Le projet Spring est géré par un comité de pilotage composé de DAF (directeurs administratifs et financiers), appartenant aux divisions de l’époque, et du contrôleur économique corporate, sorte de contrôleur de gestion central. Le projet Spring comprend trois phases ou volets :
- Elaboration d’une stratégie.
- Elaboration de plans d’action en ligne avec la stratégie.
- Elaboration de prévisions glissantes sur un an.
Les DAF et le contrôleur économique se sont surtout sentis concernés par les deux dernières phases du programme, c’est-à-dire celles où les aspects financiers étaient les plus importants. Jacky Pinçon, accompagné d’une dizaine de personnes, a, quant à lui pris, en charge le premier volet du projet mais a rapidement été amené à s’intéresser au deuxième volet (l’élaboration des plans d’action) car il permettait de passer de l’élaboration à la déclinaison de la stratégie. L’amélioration de l’articulation des préoccupations stratégiques et financières était déjà une préoccupation à ce niveau car il apparaissait comme un point de convergence trop souvent négligé par le passé. Il s’agit donc là d’un point essentiel de la logique du projet Spring.
Traditionnellement, le contrôle de gestion, outil de déclinaison de la stratégie et essentiellement représenté par le contrôle budgétaire, se focalisait sur les données chiffrées et oubliait la logique plans d’action qui soutient tout développement stratégique.

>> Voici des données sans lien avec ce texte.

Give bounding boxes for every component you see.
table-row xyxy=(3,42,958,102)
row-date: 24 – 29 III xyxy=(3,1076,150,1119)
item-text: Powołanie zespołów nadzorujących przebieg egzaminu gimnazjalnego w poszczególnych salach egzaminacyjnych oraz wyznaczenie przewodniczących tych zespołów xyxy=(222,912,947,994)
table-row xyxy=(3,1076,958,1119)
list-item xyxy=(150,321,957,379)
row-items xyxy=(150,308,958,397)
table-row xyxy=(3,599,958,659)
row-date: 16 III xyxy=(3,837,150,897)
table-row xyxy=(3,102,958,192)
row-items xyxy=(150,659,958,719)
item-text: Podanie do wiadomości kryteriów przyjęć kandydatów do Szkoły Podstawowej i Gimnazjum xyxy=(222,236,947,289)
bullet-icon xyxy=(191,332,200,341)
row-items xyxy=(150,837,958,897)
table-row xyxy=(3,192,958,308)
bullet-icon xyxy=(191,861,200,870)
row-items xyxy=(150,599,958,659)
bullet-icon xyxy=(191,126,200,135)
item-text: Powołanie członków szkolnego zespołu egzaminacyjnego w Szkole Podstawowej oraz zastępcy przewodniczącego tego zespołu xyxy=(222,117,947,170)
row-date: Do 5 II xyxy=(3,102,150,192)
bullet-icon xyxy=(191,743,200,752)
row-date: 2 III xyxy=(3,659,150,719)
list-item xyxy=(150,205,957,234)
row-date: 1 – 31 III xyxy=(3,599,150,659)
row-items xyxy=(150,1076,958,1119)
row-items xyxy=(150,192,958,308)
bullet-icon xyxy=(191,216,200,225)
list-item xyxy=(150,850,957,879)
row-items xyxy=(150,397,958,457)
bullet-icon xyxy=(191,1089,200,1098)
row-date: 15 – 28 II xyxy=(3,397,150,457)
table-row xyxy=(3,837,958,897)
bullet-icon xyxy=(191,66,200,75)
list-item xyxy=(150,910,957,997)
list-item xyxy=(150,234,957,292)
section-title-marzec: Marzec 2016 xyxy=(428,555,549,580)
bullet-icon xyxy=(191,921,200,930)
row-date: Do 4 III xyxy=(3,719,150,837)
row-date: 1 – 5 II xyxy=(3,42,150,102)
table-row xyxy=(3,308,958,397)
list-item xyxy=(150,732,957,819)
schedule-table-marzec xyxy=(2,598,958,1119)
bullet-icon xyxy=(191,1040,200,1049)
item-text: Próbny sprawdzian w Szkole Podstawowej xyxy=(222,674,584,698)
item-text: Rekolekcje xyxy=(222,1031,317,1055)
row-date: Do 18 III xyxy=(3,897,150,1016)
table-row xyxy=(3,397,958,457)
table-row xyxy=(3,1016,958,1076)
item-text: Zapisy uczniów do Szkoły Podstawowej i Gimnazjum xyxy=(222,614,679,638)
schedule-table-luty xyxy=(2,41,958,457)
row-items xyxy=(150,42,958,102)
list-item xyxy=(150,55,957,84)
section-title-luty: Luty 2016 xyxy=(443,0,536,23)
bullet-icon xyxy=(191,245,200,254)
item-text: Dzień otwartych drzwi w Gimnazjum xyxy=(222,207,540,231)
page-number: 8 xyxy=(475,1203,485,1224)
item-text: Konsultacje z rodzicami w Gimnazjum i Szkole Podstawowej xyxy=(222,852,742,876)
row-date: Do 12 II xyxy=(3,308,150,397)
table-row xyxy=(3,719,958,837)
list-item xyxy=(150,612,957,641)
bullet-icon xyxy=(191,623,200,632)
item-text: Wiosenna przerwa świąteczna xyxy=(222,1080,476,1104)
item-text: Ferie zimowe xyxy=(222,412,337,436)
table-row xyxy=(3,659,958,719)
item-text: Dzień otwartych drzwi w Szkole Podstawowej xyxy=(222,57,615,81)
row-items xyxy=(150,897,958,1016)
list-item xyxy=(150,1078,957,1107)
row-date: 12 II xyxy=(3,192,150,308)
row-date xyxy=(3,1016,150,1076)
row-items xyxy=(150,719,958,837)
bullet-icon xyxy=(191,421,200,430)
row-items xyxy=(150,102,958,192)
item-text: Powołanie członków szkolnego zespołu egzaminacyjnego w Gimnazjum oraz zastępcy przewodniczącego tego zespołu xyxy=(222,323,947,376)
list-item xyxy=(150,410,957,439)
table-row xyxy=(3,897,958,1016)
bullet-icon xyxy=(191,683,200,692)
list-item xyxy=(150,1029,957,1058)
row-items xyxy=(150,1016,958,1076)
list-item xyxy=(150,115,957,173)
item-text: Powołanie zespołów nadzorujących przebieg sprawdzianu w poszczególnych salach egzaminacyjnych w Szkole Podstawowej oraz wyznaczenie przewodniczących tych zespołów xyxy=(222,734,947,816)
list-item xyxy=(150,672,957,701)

Il apparaissait plus important de produire rapidement des chiffres financiers que de se concentrer sur les raisons de fond qui entraînaient le calcul de ces chiffres. Certains ont résumé, de façon abrupte, cette constatation en affirmant que l’objectif du projet Spring était finalement de lutter contre la mono-culture financière qui semblait parfois s’être emparée du groupe. L’accent est donc mis sur les actions à développer dans le groupe pour suivre la stratégie plutôt que sur leur image financière et la ribambelle de chiffres qui en découle. Durant ces trois phases de réflexion, Rhodia est toujours aidé du cabinet de consultants CSC Peat Marwick. Mais Jacky Pinçon a également fait appel à l’Institut Renault pour la Qualité du Management (IRQM) et au cabinet Productivity qui interviennent uniquement pour le volet d’élaboration de la stratégie.